LAUSR

In this study, we investigated the phytotoxicity of an imidazolium-based ionic liquid, 1-allyl-3-methylimidazolium chloride ([Amim]Cl), against maize seedlings. It was found that in response to an increase in [Amim]Cl treatment concentrations, there were significant decreases in growth parameters (fresh weights and lengths) and the photosynthetic pigment contents of maize plants, whereas in contrast, the malondialdehyde content increased. In order to determine the molecular basis of [Amim]Cl-induced plant growth inhibition, an RNA-Seq analysis to examine the gene expression profiles of selected central biological pathways was performed.

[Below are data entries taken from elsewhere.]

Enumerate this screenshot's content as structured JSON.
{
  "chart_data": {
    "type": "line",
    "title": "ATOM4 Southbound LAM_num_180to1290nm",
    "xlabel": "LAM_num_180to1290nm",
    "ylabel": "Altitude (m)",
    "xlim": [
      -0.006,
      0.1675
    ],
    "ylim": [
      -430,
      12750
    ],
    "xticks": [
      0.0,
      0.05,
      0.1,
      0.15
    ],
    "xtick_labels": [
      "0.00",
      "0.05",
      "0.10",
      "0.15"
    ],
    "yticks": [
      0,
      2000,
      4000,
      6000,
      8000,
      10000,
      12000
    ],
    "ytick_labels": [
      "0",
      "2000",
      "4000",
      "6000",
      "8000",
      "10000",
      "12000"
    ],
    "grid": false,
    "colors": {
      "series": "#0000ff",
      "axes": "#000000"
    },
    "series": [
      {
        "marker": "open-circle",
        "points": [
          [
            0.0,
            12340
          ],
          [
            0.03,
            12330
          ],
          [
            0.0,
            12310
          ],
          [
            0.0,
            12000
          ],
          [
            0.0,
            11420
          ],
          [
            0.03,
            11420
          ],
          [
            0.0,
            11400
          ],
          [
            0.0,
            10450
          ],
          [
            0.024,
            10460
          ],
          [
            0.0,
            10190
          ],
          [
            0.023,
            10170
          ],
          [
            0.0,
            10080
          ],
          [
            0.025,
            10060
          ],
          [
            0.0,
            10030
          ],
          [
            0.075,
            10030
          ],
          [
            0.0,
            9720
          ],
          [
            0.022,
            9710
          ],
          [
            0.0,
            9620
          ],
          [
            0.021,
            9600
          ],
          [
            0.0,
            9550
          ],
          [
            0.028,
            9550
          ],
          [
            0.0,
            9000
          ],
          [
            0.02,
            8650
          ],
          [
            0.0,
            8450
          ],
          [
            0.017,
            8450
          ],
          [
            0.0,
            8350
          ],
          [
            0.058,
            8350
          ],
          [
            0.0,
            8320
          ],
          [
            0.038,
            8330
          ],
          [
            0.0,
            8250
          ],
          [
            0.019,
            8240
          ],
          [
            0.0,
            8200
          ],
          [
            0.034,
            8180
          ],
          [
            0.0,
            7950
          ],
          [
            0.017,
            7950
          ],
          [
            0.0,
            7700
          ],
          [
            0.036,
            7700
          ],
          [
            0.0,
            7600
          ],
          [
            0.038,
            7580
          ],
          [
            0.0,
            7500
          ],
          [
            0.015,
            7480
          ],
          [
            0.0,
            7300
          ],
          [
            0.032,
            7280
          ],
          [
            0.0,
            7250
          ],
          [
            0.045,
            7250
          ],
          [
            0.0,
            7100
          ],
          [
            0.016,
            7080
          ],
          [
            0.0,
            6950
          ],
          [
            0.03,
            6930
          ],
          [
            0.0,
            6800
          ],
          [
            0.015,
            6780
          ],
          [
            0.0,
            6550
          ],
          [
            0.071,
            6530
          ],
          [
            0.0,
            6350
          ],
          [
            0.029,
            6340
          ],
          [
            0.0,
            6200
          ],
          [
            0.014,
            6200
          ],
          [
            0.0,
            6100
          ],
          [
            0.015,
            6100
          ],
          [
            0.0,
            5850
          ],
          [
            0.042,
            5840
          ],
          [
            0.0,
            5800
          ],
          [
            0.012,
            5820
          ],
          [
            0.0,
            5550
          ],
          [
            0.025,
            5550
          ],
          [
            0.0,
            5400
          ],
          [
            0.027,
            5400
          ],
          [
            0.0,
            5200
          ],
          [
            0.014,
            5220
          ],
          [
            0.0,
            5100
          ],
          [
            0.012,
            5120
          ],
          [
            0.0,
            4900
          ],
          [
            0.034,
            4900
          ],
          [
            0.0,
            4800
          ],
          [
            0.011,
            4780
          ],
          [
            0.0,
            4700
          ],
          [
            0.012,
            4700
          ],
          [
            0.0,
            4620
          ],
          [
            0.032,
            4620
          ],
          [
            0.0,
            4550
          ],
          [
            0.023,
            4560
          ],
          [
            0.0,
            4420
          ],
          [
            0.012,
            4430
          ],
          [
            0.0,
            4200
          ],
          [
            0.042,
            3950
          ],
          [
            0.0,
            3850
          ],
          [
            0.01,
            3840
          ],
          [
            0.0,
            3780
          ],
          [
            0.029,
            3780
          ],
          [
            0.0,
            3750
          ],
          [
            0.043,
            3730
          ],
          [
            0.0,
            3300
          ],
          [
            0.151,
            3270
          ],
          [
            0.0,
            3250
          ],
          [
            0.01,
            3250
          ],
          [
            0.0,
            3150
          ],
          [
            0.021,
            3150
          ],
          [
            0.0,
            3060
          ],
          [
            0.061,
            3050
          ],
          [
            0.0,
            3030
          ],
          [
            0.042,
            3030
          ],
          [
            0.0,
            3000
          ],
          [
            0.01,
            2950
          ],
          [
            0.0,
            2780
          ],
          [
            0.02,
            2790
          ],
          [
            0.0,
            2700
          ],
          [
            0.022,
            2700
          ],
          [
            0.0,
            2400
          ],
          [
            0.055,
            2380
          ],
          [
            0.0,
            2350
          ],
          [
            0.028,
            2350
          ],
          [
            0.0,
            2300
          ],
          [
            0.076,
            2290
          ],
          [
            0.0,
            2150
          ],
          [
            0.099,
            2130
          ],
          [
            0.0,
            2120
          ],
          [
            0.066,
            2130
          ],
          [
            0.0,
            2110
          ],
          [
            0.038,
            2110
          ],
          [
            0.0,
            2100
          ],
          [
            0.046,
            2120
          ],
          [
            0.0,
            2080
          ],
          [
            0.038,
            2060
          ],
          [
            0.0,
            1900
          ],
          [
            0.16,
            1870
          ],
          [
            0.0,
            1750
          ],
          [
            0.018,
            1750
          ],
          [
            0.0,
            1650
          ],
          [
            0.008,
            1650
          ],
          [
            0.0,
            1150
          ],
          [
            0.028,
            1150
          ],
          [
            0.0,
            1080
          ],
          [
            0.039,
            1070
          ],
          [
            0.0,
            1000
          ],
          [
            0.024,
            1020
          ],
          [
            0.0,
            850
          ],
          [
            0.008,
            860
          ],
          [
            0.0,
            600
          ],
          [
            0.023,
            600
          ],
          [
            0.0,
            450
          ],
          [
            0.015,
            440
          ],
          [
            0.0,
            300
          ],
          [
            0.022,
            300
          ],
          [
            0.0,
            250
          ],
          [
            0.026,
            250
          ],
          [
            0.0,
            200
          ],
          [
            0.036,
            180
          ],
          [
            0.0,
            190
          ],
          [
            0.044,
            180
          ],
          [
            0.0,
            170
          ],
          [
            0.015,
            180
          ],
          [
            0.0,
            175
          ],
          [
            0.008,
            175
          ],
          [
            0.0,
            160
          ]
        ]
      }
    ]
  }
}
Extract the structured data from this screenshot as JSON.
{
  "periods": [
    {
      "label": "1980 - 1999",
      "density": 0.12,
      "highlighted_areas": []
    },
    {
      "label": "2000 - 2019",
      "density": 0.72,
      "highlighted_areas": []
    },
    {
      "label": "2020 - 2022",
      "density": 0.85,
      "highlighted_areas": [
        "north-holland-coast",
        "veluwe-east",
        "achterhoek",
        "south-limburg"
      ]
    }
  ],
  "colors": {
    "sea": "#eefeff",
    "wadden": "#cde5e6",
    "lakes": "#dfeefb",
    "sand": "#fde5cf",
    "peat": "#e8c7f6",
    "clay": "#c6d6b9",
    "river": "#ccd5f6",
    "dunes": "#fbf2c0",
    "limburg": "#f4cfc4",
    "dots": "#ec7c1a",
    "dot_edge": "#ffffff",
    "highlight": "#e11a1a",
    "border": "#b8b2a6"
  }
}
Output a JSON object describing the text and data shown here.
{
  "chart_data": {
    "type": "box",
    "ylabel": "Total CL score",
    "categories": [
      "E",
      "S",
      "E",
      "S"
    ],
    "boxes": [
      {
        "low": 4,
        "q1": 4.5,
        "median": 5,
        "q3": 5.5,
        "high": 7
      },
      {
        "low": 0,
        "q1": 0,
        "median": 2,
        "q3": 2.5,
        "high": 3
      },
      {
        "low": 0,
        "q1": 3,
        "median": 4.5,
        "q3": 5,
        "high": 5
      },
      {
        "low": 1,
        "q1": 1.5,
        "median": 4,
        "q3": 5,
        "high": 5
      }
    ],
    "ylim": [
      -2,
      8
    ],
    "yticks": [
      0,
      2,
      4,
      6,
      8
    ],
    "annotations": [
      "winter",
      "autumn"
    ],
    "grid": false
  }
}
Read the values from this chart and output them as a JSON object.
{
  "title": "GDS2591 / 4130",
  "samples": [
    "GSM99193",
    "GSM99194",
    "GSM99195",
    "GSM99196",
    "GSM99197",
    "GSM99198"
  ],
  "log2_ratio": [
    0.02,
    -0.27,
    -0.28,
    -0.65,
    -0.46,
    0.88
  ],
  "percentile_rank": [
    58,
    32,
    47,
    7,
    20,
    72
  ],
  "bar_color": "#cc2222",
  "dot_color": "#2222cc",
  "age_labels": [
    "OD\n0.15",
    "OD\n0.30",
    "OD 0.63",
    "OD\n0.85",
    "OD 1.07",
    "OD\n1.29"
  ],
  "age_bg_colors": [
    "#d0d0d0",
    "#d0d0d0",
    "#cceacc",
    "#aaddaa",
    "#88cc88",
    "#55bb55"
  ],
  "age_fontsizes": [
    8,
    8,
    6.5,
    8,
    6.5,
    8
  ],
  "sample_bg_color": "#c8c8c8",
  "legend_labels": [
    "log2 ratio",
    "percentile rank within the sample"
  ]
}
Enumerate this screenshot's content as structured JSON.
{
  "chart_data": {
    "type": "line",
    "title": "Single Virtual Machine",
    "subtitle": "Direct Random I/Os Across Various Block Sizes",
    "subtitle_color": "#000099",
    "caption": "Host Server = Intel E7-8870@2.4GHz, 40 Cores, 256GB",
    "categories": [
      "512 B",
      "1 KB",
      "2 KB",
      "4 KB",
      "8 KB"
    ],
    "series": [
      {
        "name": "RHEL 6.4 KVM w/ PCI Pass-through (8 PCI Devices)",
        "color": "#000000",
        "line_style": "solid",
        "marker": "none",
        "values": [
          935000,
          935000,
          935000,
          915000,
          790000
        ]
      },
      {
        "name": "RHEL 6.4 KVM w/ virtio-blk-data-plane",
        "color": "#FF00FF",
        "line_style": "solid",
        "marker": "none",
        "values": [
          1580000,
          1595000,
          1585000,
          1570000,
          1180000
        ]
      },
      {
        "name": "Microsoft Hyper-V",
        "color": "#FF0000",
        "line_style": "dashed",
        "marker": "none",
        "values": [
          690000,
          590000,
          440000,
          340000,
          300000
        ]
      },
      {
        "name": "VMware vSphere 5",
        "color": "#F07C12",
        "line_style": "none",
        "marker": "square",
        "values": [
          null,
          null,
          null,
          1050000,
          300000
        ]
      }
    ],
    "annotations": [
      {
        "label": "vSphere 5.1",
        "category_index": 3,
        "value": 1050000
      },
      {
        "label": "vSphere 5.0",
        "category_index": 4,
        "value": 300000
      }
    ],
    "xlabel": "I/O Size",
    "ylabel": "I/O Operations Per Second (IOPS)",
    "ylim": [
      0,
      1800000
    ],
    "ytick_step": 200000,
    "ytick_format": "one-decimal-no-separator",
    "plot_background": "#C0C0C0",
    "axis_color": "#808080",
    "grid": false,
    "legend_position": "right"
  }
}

And a total of 4024 genes that were differentially expressed between control and 400 mg/L [Amim]Cl-treated plants were accordingly identified. Pathway enrichment analysis for the differentially expressed genes revealed that 12 of 15 genes in the porphyrin and chlorophyll metabolic pathways were down-regulated in response to [Amim]Cl treatment. Moreover, all six genes encoding key chlorophyll synthetic enzymes were down-regulated by [Amim]Cl. With regards to plant hormone metabolic pathways, the genes encoding key enzymes involved in ethybilene and abscisic acid (ABA) biosynthesis were up-regulated in response to [Amim]Cl treatment. Genes responsible for gibberellin (GA) inactivation were also stimulated by [Amim]Cl. These observations indicate that [Amim]Cl may promote the biosynthesis of senescence-related hormones (ethylene and ABA) as well as inactivation of growth-promoting hormones (GAs). It might be concluded that the observed [Amim]Cl-induced inhibition of maize seedling growth could be associated with changes in the gene expression profiles of these metabolic pathways.